The paper proposes to approximate the minimum value of the Tucker tensor decomposition optimization problem (as this is directly related to Tucker rank). The algorithm the paper proposed is very efficient. The problem is indeed interesting and useful. The theoretical contribution is indeed novel and is based on the weak version of Szemerédi’s regularity lemma. Experiments demonstrate the practical usefulness of the algorithm. Summary. I believe that the algorithm is novel and the theoretical expositions interesting, useful and important. I believe that this a very good paper to be presented in NIPS. I believe that the paper should be accepted in the main programme.

Reviewer 3


		
Summary: This paper introduces an approximation algorithm 'sample_s' to approximate the original tensor X using an a constant small-sized sub-tensor X_tilt, which is 'extracted' from the original via the random sampling of sub-indices, such that the residual error of Tucker decomposition of X_tilt can stay close to that of X. And the algorithm depends only on the sampling size 's', which is free of the original tensor size 'N'. Strength: 1. By adapting the concept of 'dikernels' (and the associated theoretical result) to tensor representation, this paper provides theoretical analysis that characterizes the bounds of the residual error of tensor for the proposed algorithm. 2. The paper is clearly written, both the motivation and proposed solution can be easily grasped from the beginning of the text.

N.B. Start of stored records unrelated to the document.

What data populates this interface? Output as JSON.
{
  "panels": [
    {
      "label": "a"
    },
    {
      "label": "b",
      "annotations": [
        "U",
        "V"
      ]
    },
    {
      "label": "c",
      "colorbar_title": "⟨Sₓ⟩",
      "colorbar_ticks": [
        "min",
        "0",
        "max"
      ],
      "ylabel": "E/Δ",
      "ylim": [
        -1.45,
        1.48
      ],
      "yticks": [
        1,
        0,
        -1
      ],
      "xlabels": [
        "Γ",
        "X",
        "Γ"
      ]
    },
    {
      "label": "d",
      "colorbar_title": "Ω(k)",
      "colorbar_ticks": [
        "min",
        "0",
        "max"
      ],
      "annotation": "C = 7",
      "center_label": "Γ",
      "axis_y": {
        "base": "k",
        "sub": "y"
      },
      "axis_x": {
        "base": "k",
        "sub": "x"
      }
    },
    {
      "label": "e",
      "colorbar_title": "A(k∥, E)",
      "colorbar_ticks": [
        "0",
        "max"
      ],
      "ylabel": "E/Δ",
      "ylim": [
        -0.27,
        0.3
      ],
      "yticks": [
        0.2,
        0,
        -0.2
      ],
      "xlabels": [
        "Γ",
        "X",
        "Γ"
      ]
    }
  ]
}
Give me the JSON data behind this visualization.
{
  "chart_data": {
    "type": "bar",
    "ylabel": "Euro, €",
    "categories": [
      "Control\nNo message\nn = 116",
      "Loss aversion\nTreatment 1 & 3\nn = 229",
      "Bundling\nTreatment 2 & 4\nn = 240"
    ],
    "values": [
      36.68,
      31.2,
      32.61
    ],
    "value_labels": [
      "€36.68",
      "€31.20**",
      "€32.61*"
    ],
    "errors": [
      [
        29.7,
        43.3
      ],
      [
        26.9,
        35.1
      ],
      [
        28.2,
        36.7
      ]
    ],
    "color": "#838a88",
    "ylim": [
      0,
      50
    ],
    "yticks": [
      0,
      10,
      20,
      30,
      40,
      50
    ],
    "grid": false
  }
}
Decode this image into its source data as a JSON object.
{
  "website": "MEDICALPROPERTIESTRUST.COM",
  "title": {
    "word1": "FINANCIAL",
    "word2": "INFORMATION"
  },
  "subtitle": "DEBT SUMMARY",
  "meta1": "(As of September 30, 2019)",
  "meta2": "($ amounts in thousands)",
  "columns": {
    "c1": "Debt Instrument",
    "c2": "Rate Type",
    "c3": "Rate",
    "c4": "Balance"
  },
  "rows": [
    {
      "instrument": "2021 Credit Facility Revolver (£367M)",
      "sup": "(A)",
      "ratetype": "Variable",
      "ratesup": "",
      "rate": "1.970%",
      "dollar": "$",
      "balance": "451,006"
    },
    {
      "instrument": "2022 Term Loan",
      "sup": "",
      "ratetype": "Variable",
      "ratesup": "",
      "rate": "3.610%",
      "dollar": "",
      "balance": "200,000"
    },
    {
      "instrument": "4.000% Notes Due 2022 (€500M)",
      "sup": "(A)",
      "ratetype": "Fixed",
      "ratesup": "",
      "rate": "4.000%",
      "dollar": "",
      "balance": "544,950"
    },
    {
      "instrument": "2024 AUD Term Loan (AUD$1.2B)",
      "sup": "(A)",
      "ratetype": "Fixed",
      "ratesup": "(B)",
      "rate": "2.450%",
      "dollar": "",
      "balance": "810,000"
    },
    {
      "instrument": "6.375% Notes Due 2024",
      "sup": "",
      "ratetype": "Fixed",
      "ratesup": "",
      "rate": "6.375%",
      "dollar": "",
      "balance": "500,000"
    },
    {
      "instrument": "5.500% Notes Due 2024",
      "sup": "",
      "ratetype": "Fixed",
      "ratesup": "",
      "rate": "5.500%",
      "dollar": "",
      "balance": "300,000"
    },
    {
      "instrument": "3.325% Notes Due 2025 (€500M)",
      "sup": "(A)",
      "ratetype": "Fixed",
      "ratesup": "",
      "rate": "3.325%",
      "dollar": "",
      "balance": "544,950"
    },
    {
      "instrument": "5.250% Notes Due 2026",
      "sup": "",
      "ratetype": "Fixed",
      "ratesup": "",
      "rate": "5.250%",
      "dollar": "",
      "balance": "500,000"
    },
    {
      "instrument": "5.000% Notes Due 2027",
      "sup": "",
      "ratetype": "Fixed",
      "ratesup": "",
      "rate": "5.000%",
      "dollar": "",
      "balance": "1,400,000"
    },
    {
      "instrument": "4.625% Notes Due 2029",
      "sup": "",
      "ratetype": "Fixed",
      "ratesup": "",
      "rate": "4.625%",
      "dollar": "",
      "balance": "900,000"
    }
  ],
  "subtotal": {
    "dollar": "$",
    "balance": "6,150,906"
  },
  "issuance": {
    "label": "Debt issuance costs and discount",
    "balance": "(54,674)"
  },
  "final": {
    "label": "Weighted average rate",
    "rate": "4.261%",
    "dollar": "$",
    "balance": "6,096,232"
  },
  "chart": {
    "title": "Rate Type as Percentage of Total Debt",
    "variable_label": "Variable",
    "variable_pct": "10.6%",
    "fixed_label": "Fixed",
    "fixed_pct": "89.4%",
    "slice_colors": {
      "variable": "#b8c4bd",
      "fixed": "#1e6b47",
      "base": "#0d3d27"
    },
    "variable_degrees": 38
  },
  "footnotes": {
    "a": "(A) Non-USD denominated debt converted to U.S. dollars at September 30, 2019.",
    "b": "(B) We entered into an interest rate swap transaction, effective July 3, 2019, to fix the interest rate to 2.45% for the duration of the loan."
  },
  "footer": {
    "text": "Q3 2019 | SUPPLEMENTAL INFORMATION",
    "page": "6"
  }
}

Weakness: 1. The real applications that the proposed method can be applied to seem to be rather restricted. It seems the proposed algorithm can only be used as a fast evaluation of residual error for 'guessing' or 'predetermining' the range of Tucker ranks, not the real ranks. 2. Since the sampling size 's' depends on the exponential term 2^[1/(e^2K-2)] (in Theorem 3.4), it could be very large if one requires the error tolerance 'e' to be relatively small and the order of tensor 'K' to be high. In that situation, there won't be much benefits to use this algorithm. Question: 1. In the Fig.1, why blue curve with large sample size 's=80' achieves the worst error compared with that of red curve with small sample size 's=20'? Overall, although proposed algorithm is theoretically sound, but appears be limited in applications for practical propose.